8.     Poems, such as “Hip-Hopera by Two Immigrants,” translated particularly well given the challenges of the rhyme scheme. Did you write the poems in English first then Spanish, or the other way around? What was the translation process like?

I wrote the "Hip-hópera" in Spanish. Translator, Andrea Johnson, whom I met in Bethesda's Writer's Center, helped me translate the "Chirilagua Blues;" and José Ballesteros, Zozobra Publishing's editor, translated "The Migrant." Both poems follow metric and rhythmic patterns found in the Blues and can be sung as such. Chilean singer Patricio Zamorano and his band sang the Spanish version of "Chirilagua Blues" in a poetry and music recital at the Smithsonian Institution in Washington, DC in November 2011. Both pieces can also be rapped as they work flawlessly with hip-hop or reggaeton beats.
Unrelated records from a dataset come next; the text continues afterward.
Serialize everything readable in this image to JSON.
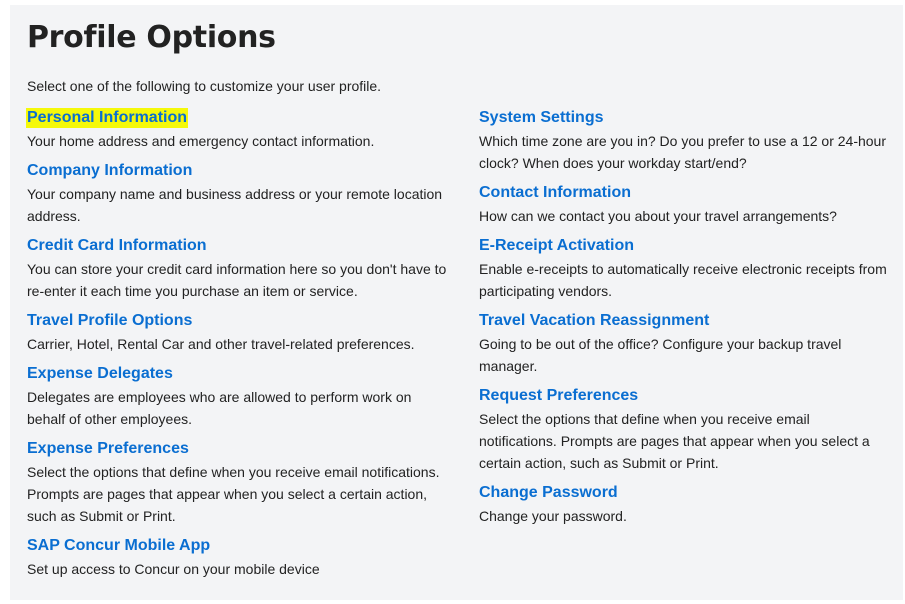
{
  "page": {
    "title": "Profile Options",
    "intro": "Select one of the following to customize your user profile.",
    "highlight_color": "#f5f90a",
    "link_color": "#0a6ed1"
  },
  "left_column": [
    {
      "label": "Personal Information",
      "description": "Your home address and emergency contact information."
    },
    {
      "label": "Company Information",
      "description": "Your company name and business address or your remote location address."
    },
    {
      "label": "Credit Card Information",
      "description": "You can store your credit card information here so you don't have to re-enter it each time you purchase an item or service."
    },
    {
      "label": "Travel Profile Options",
      "description": "Carrier, Hotel, Rental Car and other travel-related preferences."
    },
    {
      "label": "Expense Delegates",
      "description": "Delegates are employees who are allowed to perform work on behalf of other employees."
    },
    {
      "label": "Expense Preferences",
      "description": "Select the options that define when you receive email notifications. Prompts are pages that appear when you select a certain action, such as Submit or Print."
    },
    {
      "label": "SAP Concur Mobile App",
      "description": "Set up access to Concur on your mobile device"
    }
  ],
  "right_column": [
    {
      "label": "System Settings",
      "description": "Which time zone are you in? Do you prefer to use a 12 or 24-hour clock? When does your workday start/end?"
    },
    {
      "label": "Contact Information",
      "description": "How can we contact you about your travel arrangements?"
    },
    {
      "label": "E-Receipt Activation",
      "description": "Enable e-receipts to automatically receive electronic receipts from participating vendors."
    },
    {
      "label": "Travel Vacation Reassignment",
      "description": "Going to be out of the office? Configure your backup travel manager."
    },
    {
      "label": "Request Preferences",
      "description": "Select the options that define when you receive email notifications. Prompts are pages that appear when you select a certain action, such as Submit or Print."
    },
    {
      "label": "Change Password",
      "description": "Change your password."
    }
  ]
}
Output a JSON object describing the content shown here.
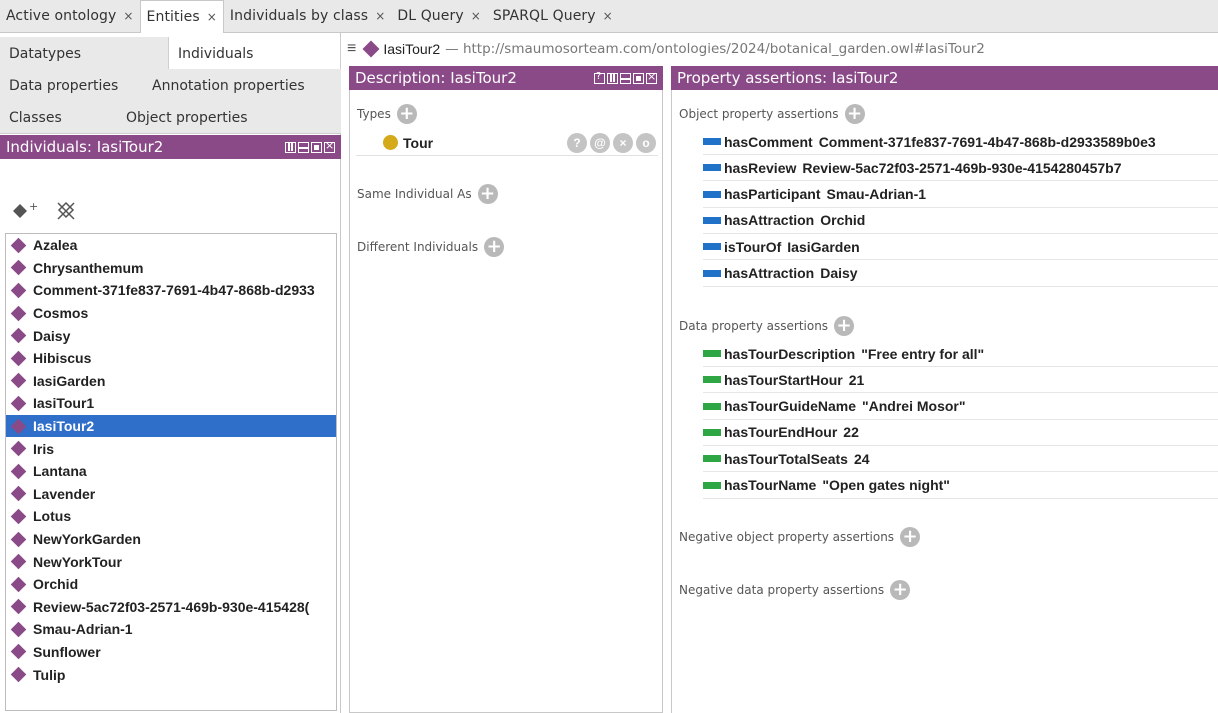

Due to the fact that they use rhyme and meter, translating the songs was a challenge and, in this sense, working with talented translators was key in achieving very good English versions of the Spanish originals.
                       
   
Carlos Parada Ayala
(San Juan Opico, El Salvador, 1956)

A recipient of Washington, DC's Commission on the Arts Larry Neal Poetry Award, Carlos Parada Ayala, is the author of the poetry book La luz de la tormenta/The Light of the Storm (Zozobra Publishing, 2013) and co-editor of the anthology Al pie de la Casa Blanca: Poetas hispanos de Washington, DC, published by the North American Academy of the Spanish Language (New York, 2010.) Co-edited with Argentinean poet Luis Alberto Ambroggio, the US Library of Congress selected this anthology to celebrate 400 years of Hispanic poetry in the United States in September 2010. Parada Ayala is a member of the poetry collective Late Night Hour and is a founding member of ParaEsoLaPalabra, a collective of writers, artists and activists whose goal was to promote the arts, music and literature in the Spanish speaking communities of the Washington, DC metropolitan area. Parada Ayala has participated in El Salvador’s International Gathering of Poets, the Festival of New Poetry and the Latin American Poetry Festival in New York, and in Washington DC’s Teatro de La Luna’s Poetry Marathon. His poetry has appeared in anthologies and cultural journals and has been included in the US Library of Congress’s poetry series The Poet and the Poem. Parada Ayala graduated from Amherst College with a degree in Spanish, Latin American and Brazilian literature.